The Chairman of the American Museum & Gardens, Gareth Thomas, has announced that Richard Wendorf intends to retire as Director of the Museum at the end of 2021.
Gareth Thomas pointed out that ‘December will mark 12 years of Richard’s leadership at Claverton Manor and the completion of a number of major developments, including the relaunch and renaming of the Museum two and a half years ago. Most recently he has spearheaded the renovation of the Mount Vernon Garden and the creation of the New American Garden and the Children’s Garden. He is currently building a new leadership team for the Museum. In 2011 he led the Museum through its fiftieth-anniversary year with three exhibitions, three publications, and the opening of the renovated Coach House, Stables, and Folk Art Gallery. He has written Director’s Choice for the Museum, as well as an exhibition catalogue for the Angela Conner show. He has recruited eight new trustees for the Museum, and he has initiated a unique series of video documentaries of every exhibition we have mounted since 2011. And, of course, he continues to lead the Museum through the pandemic and into its aftermath.’
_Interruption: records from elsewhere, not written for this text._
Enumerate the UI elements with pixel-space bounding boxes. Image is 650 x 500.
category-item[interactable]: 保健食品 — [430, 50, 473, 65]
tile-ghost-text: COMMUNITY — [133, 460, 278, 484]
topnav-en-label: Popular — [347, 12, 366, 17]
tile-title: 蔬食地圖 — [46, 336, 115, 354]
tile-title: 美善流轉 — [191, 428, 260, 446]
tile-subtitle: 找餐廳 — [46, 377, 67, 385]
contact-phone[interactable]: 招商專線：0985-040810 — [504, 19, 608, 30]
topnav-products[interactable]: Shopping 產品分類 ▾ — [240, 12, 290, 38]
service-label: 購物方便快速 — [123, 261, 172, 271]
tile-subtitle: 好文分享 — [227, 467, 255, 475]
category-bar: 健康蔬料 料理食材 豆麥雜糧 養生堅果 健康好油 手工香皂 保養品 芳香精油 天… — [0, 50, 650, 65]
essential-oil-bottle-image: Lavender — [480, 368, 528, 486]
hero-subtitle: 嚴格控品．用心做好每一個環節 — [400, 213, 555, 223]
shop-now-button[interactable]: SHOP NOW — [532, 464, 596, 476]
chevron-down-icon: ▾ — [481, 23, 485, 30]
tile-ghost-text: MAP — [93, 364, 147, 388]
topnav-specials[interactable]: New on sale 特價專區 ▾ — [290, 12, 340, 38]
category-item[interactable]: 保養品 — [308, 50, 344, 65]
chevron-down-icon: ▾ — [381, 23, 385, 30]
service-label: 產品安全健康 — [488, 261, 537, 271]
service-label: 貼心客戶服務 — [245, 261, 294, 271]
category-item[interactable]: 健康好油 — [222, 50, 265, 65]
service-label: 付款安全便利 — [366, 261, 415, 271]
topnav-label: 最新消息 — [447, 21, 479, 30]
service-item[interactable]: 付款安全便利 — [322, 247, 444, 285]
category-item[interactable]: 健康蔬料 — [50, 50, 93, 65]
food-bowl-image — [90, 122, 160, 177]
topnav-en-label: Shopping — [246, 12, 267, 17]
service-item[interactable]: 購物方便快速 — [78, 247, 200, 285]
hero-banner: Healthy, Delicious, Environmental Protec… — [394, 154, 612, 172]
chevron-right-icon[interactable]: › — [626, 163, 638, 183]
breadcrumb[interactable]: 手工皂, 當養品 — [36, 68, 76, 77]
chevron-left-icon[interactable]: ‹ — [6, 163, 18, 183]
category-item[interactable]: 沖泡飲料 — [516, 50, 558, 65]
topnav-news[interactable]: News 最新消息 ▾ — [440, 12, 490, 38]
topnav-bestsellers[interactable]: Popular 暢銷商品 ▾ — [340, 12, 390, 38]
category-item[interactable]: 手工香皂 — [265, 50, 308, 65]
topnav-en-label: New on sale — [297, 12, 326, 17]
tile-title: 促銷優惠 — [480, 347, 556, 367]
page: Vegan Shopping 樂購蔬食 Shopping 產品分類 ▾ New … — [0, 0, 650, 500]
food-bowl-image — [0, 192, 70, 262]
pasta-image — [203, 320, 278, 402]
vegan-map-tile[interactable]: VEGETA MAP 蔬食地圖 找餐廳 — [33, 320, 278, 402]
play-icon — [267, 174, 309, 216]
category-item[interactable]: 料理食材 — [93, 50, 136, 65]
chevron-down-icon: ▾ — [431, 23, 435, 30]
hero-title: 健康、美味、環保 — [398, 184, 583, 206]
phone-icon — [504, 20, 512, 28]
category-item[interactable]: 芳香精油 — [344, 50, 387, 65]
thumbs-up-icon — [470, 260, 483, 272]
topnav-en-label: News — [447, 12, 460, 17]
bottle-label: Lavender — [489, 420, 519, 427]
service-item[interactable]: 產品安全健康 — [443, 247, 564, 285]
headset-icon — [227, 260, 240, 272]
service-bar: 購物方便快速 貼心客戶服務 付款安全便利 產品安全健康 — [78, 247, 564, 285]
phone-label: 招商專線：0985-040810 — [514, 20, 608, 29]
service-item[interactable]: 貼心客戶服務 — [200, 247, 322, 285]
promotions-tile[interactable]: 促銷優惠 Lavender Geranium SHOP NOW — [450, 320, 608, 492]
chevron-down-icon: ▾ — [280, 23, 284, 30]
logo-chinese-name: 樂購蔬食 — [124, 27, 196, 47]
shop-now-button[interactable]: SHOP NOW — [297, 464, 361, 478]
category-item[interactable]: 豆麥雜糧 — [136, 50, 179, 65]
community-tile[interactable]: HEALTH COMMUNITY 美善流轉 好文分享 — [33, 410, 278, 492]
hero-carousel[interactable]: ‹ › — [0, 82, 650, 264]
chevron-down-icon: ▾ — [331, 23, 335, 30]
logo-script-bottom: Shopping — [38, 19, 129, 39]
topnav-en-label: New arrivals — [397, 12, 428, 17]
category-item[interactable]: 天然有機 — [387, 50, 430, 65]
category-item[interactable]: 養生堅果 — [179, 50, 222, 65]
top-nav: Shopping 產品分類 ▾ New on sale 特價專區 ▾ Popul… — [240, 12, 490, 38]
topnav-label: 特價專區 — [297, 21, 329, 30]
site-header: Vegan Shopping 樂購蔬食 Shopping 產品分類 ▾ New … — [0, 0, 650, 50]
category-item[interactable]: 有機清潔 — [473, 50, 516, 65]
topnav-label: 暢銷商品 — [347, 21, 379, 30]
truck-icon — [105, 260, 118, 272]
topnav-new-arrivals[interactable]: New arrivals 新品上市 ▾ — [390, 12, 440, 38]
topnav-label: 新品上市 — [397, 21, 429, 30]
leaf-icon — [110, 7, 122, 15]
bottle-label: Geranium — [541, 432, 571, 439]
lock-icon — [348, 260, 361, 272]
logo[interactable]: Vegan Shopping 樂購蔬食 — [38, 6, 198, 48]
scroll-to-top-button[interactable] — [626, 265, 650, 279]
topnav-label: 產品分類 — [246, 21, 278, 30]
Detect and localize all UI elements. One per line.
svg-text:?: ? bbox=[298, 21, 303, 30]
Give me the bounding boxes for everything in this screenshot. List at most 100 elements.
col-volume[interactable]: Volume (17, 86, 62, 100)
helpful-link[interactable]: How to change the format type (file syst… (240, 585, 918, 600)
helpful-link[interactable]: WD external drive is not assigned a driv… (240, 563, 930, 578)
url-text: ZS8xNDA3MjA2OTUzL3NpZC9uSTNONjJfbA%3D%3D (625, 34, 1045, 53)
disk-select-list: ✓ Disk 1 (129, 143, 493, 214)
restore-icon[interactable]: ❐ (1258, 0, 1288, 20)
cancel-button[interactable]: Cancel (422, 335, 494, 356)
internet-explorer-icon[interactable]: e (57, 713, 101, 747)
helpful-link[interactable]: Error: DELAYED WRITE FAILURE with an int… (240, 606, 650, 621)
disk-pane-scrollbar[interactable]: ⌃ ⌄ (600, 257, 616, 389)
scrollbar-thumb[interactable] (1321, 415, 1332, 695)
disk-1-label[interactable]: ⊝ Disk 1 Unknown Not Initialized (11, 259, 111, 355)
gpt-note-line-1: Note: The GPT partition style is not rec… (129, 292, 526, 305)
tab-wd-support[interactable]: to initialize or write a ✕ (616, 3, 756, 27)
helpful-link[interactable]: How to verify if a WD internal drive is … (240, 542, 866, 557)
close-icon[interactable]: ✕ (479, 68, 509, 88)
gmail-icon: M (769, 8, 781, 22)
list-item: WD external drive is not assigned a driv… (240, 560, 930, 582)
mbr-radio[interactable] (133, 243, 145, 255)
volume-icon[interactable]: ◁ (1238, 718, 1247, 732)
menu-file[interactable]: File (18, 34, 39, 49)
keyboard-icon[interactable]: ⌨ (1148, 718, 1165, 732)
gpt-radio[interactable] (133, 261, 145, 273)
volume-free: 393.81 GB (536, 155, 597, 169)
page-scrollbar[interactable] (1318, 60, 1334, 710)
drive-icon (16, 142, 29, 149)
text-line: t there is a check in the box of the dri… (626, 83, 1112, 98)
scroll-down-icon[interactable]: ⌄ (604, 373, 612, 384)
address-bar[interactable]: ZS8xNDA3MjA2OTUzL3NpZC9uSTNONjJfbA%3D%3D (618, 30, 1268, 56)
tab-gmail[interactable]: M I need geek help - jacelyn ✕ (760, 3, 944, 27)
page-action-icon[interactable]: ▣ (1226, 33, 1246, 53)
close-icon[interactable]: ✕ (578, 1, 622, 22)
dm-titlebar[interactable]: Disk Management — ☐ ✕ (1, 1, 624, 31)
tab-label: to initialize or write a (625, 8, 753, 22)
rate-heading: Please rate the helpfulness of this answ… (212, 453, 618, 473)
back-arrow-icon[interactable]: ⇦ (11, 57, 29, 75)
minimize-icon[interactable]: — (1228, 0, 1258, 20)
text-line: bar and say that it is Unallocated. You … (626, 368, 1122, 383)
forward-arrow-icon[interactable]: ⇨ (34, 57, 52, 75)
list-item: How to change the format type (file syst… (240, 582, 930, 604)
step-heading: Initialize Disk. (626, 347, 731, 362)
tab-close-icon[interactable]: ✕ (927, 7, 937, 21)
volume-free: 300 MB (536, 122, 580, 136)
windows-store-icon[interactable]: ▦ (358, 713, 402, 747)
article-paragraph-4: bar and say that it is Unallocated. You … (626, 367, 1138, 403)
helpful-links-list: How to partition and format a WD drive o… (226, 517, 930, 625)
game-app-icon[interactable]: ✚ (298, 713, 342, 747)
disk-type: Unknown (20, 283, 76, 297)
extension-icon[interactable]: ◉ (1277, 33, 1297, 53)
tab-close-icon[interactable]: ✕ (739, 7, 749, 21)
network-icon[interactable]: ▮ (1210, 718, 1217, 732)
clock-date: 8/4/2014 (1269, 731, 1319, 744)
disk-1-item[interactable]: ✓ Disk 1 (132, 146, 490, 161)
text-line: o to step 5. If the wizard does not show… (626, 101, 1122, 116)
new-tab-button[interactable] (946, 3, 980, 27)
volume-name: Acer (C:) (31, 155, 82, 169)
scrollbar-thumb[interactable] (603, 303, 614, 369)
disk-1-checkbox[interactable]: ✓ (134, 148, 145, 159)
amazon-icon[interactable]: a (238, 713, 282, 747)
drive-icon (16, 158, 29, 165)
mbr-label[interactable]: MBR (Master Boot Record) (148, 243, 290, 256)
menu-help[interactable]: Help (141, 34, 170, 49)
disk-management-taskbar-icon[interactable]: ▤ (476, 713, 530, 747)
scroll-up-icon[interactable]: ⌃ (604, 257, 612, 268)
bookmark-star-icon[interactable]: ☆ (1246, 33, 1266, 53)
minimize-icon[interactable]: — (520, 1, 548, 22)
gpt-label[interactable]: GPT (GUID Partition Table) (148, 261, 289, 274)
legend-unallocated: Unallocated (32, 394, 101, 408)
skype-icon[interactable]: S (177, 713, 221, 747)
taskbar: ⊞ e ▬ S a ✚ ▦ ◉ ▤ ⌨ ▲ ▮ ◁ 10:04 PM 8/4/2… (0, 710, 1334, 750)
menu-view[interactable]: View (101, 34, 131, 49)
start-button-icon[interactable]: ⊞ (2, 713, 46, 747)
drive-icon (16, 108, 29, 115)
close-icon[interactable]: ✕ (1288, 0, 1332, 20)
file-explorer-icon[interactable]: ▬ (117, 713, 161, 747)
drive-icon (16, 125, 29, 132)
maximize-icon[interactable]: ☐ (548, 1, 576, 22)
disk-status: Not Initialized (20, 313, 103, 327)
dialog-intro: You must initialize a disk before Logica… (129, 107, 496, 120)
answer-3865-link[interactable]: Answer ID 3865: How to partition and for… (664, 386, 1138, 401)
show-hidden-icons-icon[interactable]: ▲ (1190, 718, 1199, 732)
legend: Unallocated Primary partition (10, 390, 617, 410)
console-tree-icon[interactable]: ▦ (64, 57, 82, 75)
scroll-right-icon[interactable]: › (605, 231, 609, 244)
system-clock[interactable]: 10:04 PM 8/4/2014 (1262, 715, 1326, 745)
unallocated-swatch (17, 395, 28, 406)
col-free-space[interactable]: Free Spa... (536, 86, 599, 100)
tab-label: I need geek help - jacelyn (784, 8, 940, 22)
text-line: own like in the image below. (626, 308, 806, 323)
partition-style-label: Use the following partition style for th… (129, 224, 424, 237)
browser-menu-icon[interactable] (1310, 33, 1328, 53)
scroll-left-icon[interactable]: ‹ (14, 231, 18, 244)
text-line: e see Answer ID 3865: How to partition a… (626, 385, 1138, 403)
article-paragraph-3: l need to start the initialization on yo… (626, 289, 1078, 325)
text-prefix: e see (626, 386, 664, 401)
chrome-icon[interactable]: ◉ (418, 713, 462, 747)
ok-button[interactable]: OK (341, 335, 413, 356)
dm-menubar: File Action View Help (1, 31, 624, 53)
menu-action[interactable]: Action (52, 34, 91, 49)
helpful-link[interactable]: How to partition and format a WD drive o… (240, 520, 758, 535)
The President of the Halcyon Foundation in New York, Linda Hackett Munson, has said that ‘Richard has been a spectacular director in every way. With incredible energy and commitment he has fulfilled more than the wildest dreams of my Uncle Dallas Pratt and his friend John Judkyn: to strengthen British and American ties through beautifully curated collections in the Manor House and now the grounds. Although we will miss his elegant presence, we are happy to know he is not leaving the Bath area, and know that he will still be part of the Museum as he pursues his many varied interests in the coming years.’
In the wider community, Richard has served as a trustee of the Bath Royal Literary and Scientific Institution, as a Visiting Professor at Bath Spa University, as a Visiting Fellow at Exeter College, Oxford, and as an active committee member of the Athenaeum in London. Throughout his tenure he has continued to keep his work as a scholar active, most notably with the publication later this year by Oxford University Press of Printing History and Cultural Change: Fashioning the Modern English Text in Eighteenth-Century Britain, marking the culmination of over 25 years of research and writing. Richard also published a memoir, Growing Up Bookish, in 2017.
Gareth Thomas and other trustees will begin the process of searching for Richard’s successor early in the year and will keep the Museum’s members and friends informed as that process unfolds in the months to come.